Mrs. Y in 2007, when we visited her. She left all of us in 2009.
A couple of Spotted Doves seemed to enjoy that. This is a scene from my old garden.
A Magpie Robin was routinely taking a dip in it.
The stone trough brought from our old home had been planted with water lilies, another inspirational idea from the websites under 'water gardens'. Koels, Mynahs, Doves and Pigeons had chosen this for their water requirement. A male Koel is looking around if the ground was clear before bending to take its sip.
One fine day a brilliant idea struck on the lines of Sadanand's bird bath. I thought why all the trouble of scooping out stone? Why not build a little cement wall around to hold water on the stone? Now I set about searching for a stone that was not suitable for anything else. An odd shaped triangular slab was chosen and almost immediately sat on the job that evening.
Set to cure.
Got it painted.
Our locality fortunately has some greenery and hence many birds thrive. As my 'yarden' also has some greenery, they stop by. The birds somehow find their water sources and they soon found one here. I had placed the bird bath strategically close to my room window so that I could observe from a close range. The birds are extremely sensitive. They protect themselves by flying away at the slightest hint of danger. So when I had to photograph, I had to open the mesh window, but had to be very careful not to make even any slight movement or sound. I had to be absolutely still if I had to capture a picture from about 7-8 feet.
The Great Tit is wondering about the low level of water! I had failed to fill it to the brim.
The Female Sunbird is a rare dipper. Only once I saw it dipping in water, at least when I was around.
I had observed that the Robin and Bulbul liked a little more water even when it was brim-full.
So I raised the brim as you can see here. Red whiskered Bulbul enjoying.
This is a male Koel, sipping some water.
Crow pheasant, Robin, Koel and Bulbul in the above collage of pictures.

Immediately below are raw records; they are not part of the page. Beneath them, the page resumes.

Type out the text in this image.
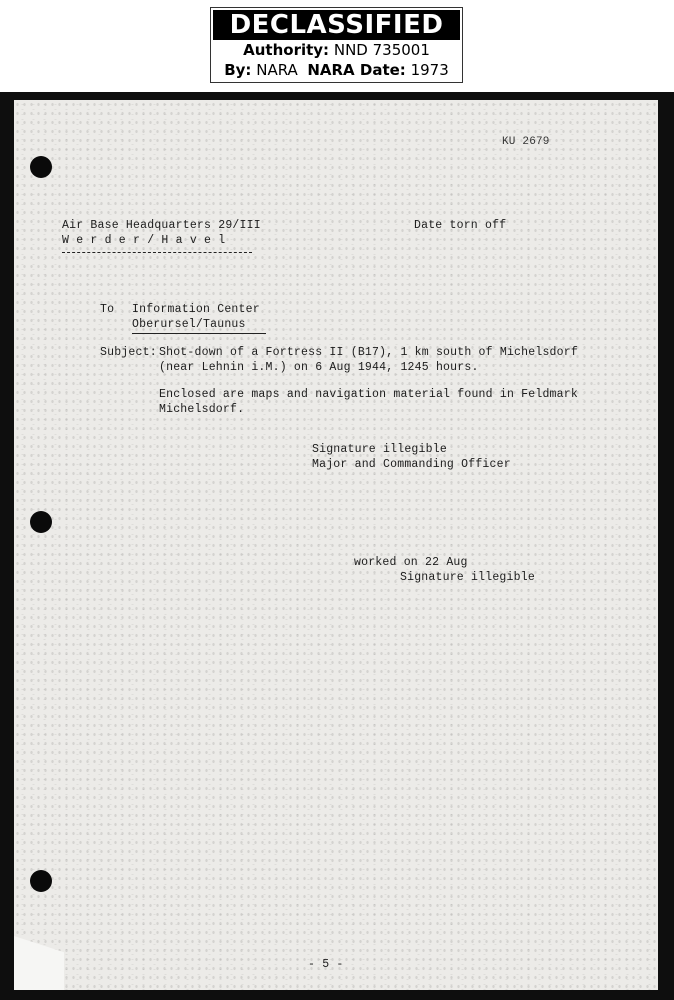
DECLASSIFIED
Authority: NND 735001
By: NARA NARA Date: 1973
KU 2679
Air Base Headquarters 29/III
W e r d e r / H a v e l
Date torn off
To Information Center
Oberursel/Taunus
Subject: Shot-down of a Fortress II (B17), 1 km south of Michelsdorf
(near Lehnin i.M.) on 6 Aug 1944, 1245 hours.
Enclosed are maps and navigation material found in Feldmark
Michelsdorf.
Signature illegible
Major and Commanding Officer
worked on 22 Aug
Signature illegible
- 5 -
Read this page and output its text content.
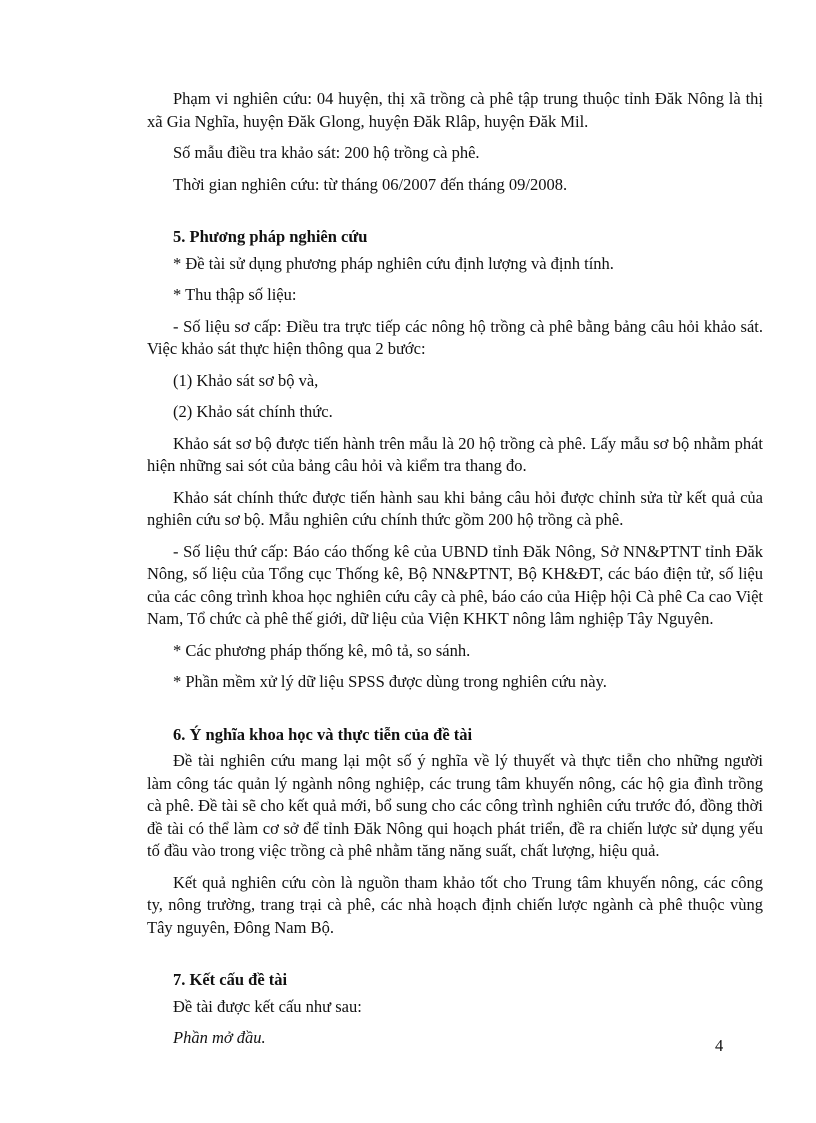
Phạm vi nghiên cứu: 04 huyện, thị xã trồng cà phê tập trung thuộc tỉnh Đăk Nông là thị xã Gia Nghĩa, huyện Đăk Glong, huyện Đăk Rlâp, huyện Đăk Mil.

Số mẫu điều tra khảo sát: 200 hộ trồng cà phê.

Thời gian nghiên cứu: từ tháng 06/2007 đến tháng 09/2008.

5. Phương pháp nghiên cứu

* Đề tài sử dụng phương pháp nghiên cứu định lượng và định tính.

* Thu thập số liệu:

- Số liệu sơ cấp: Điều tra trực tiếp các nông hộ trồng cà phê bằng bảng câu hỏi khảo sát. Việc khảo sát thực hiện thông qua 2 bước:

(1) Khảo sát sơ bộ và,

(2) Khảo sát chính thức.

Khảo sát sơ bộ được tiến hành trên mẫu là 20 hộ trồng cà phê. Lấy mẫu sơ bộ nhằm phát hiện những sai sót của bảng câu hỏi và kiểm tra thang đo.

Khảo sát chính thức được tiến hành sau khi bảng câu hỏi được chỉnh sửa từ kết quả của nghiên cứu sơ bộ. Mẫu nghiên cứu chính thức gồm 200 hộ trồng cà phê.

- Số liệu thứ cấp: Báo cáo thống kê của UBND tỉnh Đăk Nông, Sở NN&PTNT tỉnh Đăk Nông, số liệu của Tổng cục Thống kê, Bộ NN&PTNT, Bộ KH&ĐT, các báo điện tử, số liệu của các công trình khoa học nghiên cứu cây cà phê, báo cáo của Hiệp hội Cà phê Ca cao Việt Nam, Tổ chức cà phê thế giới, dữ liệu của Viện KHKT nông lâm nghiệp Tây Nguyên.

* Các phương pháp thống kê, mô tả, so sánh.

* Phần mềm xử lý dữ liệu SPSS được dùng trong nghiên cứu này.

6. Ý nghĩa khoa học và thực tiễn của đề tài

Đề tài nghiên cứu mang lại một số ý nghĩa về lý thuyết và thực tiễn cho những người làm công tác quản lý ngành nông nghiệp, các trung tâm khuyến nông, các hộ gia đình trồng cà phê. Đề tài sẽ cho kết quả mới, bổ sung cho các công trình nghiên cứu trước đó, đồng thời đề tài có thể làm cơ sở để tỉnh Đăk Nông qui hoạch phát triển, đề ra chiến lược sử dụng yếu tố đầu vào trong việc trồng cà phê nhằm tăng năng suất, chất lượng, hiệu quả.

Kết quả nghiên cứu còn là nguồn tham khảo tốt cho Trung tâm khuyến nông, các công ty, nông trường, trang trại cà phê, các nhà hoạch định chiến lược ngành cà phê thuộc vùng Tây nguyên, Đông Nam Bộ.

7. Kết cấu đề tài

Đề tài được kết cấu như sau:

Phần mở đầu.	4
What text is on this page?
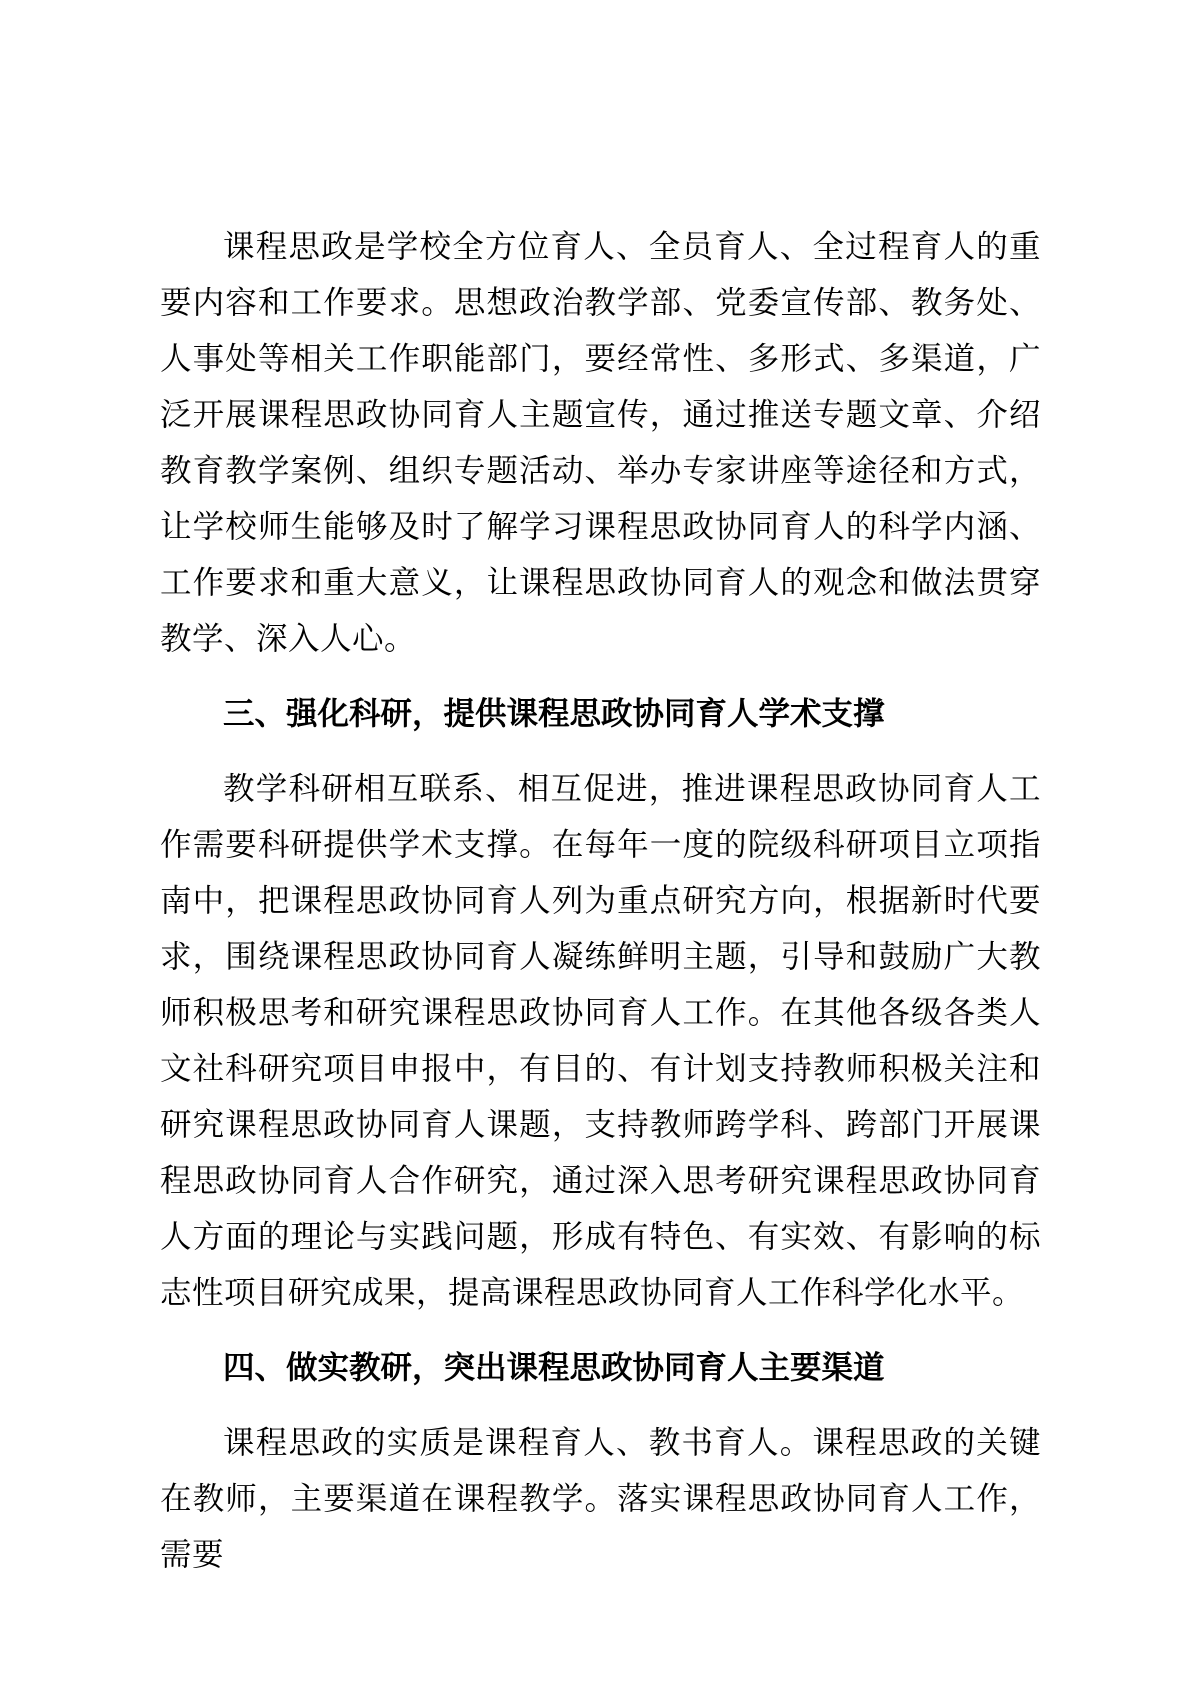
课程思政是学校全方位育人、全员育人、全过程育人的重要内容和工作要求。思想政治教学部、党委宣传部、教务处、人事处等相关工作职能部门，要经常性、多形式、多渠道，广泛开展课程思政协同育人主题宣传，通过推送专题文章、介绍教育教学案例、组织专题活动、举办专家讲座等途径和方式，让学校师生能够及时了解学习课程思政协同育人的科学内涵、工作要求和重大意义，让课程思政协同育人的观念和做法贯穿教学、深入人心。

三、强化科研，提供课程思政协同育人学术支撑

教学科研相互联系、相互促进，推进课程思政协同育人工作需要科研提供学术支撑。在每年一度的院级科研项目立项指南中，把课程思政协同育人列为重点研究方向，根据新时代要求，围绕课程思政协同育人凝练鲜明主题，引导和鼓励广大教师积极思考和研究课程思政协同育人工作。在其他各级各类人文社科研究项目申报中，有目的、有计划支持教师积极关注和研究课程思政协同育人课题，支持教师跨学科、跨部门开展课程思政协同育人合作研究，通过深入思考研究课程思政协同育人方面的理论与实践问题，形成有特色、有实效、有影响的标志性项目研究成果，提高课程思政协同育人工作科学化水平。

四、做实教研，突出课程思政协同育人主要渠道

课程思政的实质是课程育人、教书育人。课程思政的关键在教师，主要渠道在课程教学。落实课程思政协同育人工作，需要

My idea of making such a bird bath was working fine. It is such a joy to see the birds, visit, look around if they are secure, feel and play in water, perch on something near it and dry their wings before flying off. Some varieties drink but do not dip. Some only dip but do not drink. Anyhow, it is a great boon to them esp. on warm days. We will be doing our little bit if we provide some water source for these beautiful creatures that are so important to our ecology.